Frequently asked questions
- Can I use this for retail products?
- For testing yes; for shipping real products into retail channels you need a registered GS1 prefix so your EAN/UPC is globally unique. You can generate a scannable barcode with any valid digit string, but retailers' systems will reject codes that don't trace to a registered owner.
- Which format should I pick?
- Code 128 for general-purpose internal use (warehouses, asset tags, shipping labels). EAN-13/UPC-A for consumer goods. ITF-14 for shipping containers of retail goods. Code 39 for ID badges and low-density requirements. Codabar only if an old system specifically requires it.
- Why won't my EAN-13 save?
- EAN-13 requires exactly 12 or 13 digits (we compute the checksum if you provide 12). Any letter, punctuation, or a length mismatch produces an error. Copy the 12-digit product identifier without spaces or the check digit.
- Does it support 2D barcodes like QR?
- Not in this tool — it's 1D (linear) barcodes only. For QR codes, use our dedicated QR Code Generator. For Data Matrix or PDF417, drop us a note via Contact.

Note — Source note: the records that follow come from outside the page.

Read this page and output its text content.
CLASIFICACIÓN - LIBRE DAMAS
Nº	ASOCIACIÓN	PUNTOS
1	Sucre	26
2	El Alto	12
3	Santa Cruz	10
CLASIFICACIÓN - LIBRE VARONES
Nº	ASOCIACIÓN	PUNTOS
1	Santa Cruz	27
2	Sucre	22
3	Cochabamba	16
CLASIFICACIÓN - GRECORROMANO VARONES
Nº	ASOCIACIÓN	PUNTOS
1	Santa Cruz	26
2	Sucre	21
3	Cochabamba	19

- How small can I print it?
- Each format has an X-dimension minimum (the narrowest bar). For retail scanners, 0.26 mm is the EAN-13 absolute minimum. Practically, size the image so the narrowest bar prints at 0.33–0.66 mm. Our 'bar width' slider sets pixels; factor in your printer's DPI.
- Is my data private?
- Yes. The barcode renders entirely in your browser; nothing is sent to our servers. Safe for internal SKUs, product codes, and sensitive identifiers.